I remembered you because I could relate to you as I was and am going through similar experiences with someone not of the same race.
The thing with him not making a move, you see, he may not have a problem with you two being interacial but I'm sure he has considered family and friends and what they may think. They may give him a hard time and he's fully aware of that, trust me.
So there was one white guy who used to flirt and smile at me and talk to me all of the time. I was very open and friendly towards him but noticed he wouldn't take it any further even if I was friendly and open back. So my attitude was the same as yours. I'm not chasing after him. He knows I'm friendly and I smile and talk back with him so what's his problem? I knew he wasn't married and we were both the same age with no children. I thought he was perfect for me but... he obviously thought otherwise. Now, there is another one who just stares and gawks at me. I know if we were all the same race, one of them would have asked me out by now.

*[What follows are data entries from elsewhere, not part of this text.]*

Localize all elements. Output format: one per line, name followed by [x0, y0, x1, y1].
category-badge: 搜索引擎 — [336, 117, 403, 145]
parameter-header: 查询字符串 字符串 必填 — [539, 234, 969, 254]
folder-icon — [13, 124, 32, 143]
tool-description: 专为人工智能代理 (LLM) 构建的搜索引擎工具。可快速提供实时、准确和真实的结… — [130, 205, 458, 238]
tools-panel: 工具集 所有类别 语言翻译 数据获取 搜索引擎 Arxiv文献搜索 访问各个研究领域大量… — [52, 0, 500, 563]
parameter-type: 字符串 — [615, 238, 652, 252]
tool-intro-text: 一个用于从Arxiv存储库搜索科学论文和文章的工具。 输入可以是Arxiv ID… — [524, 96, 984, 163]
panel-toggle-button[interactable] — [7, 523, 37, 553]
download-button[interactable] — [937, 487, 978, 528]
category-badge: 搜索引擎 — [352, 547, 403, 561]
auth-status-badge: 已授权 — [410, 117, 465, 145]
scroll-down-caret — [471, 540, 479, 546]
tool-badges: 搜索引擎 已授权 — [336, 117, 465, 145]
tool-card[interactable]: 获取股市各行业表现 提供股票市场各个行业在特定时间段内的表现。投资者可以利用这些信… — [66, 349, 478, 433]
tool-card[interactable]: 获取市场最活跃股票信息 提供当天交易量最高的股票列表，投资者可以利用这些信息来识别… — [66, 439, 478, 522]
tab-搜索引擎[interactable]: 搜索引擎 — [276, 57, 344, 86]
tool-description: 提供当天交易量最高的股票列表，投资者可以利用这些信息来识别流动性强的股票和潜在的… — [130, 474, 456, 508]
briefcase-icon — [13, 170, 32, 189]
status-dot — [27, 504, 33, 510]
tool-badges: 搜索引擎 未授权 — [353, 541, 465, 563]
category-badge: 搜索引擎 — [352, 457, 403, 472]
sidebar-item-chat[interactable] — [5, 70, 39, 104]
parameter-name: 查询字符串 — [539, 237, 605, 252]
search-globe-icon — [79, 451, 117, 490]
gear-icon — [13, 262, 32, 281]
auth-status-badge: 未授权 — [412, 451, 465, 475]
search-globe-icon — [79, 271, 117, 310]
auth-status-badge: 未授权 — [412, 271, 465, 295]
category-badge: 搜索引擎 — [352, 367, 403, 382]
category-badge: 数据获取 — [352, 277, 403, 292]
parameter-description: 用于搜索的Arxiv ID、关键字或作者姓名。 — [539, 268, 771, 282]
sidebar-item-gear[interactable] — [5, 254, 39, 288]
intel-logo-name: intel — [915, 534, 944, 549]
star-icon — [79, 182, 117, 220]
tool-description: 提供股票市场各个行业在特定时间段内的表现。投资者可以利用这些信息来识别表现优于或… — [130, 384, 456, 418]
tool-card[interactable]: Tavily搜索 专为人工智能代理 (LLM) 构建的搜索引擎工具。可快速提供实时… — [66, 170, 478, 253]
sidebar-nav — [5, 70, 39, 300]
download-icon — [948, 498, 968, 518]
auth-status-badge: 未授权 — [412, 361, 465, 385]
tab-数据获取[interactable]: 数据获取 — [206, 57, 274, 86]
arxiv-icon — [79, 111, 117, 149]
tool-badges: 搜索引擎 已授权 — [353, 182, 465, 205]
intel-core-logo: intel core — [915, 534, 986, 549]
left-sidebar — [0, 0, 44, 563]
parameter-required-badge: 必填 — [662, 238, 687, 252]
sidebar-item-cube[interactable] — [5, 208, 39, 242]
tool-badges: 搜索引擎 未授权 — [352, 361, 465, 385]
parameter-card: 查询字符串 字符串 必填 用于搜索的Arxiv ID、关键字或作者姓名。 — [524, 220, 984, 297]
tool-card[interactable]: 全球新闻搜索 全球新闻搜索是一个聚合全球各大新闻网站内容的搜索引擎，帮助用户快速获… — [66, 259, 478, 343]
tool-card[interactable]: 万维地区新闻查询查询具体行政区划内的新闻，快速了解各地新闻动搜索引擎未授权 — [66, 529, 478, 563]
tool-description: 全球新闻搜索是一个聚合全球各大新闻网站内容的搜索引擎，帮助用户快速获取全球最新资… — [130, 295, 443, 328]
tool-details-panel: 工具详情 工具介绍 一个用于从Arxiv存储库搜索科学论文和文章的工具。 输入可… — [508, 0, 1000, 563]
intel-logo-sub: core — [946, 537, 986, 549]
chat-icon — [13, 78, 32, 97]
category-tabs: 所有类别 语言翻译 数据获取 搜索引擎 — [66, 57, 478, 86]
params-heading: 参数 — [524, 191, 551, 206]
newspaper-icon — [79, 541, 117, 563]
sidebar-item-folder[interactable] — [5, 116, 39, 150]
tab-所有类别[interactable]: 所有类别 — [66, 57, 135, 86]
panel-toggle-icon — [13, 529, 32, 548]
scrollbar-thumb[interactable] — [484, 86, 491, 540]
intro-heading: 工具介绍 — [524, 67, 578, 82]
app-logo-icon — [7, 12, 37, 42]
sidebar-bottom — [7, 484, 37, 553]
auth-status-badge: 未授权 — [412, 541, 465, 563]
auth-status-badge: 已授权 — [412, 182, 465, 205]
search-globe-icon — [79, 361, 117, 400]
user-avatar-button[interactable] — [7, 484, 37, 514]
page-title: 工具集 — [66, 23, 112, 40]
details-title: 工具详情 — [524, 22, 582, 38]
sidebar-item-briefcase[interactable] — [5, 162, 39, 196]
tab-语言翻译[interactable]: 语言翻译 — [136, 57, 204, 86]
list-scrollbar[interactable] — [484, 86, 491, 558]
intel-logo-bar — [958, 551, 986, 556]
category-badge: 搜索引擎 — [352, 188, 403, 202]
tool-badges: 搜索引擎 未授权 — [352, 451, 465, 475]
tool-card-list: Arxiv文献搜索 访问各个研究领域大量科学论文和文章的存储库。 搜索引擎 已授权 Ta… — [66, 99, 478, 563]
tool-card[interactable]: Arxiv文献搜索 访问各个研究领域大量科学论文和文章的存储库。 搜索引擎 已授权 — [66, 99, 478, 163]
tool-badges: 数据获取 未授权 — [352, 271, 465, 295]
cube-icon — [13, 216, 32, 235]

My mother used to tell me that they may find us attractive but because of how they were raised makes it difficult in pursuing anything further with us.
Any way, I wish you luck and all the best. Know that it's not you. It's him and possibly his way of thinking.
iVillage Member
Registered: 02-25-2005
Tue, 06-07-2005 - 1:43pm
Fear of rejection is your biggest enemy in the dating world. We are all going to be shot down at one time or the other. Just get back up, brush yourself off, and try again. Rejection happens for a lot of reasons, but seldom because you aren't good enough. If it happens, don't take it personally. It just means you aproached the wrong person. But if you don't take the chance you will never be able to perfect your social skills and it will end up costing you more in the end. Trust me, rejection never killed anyone, so there isn't anything to fear about it. It may sting a little, but if you build a wall to protect yourself no one can reach out to you either. Good luck out there Kiddo.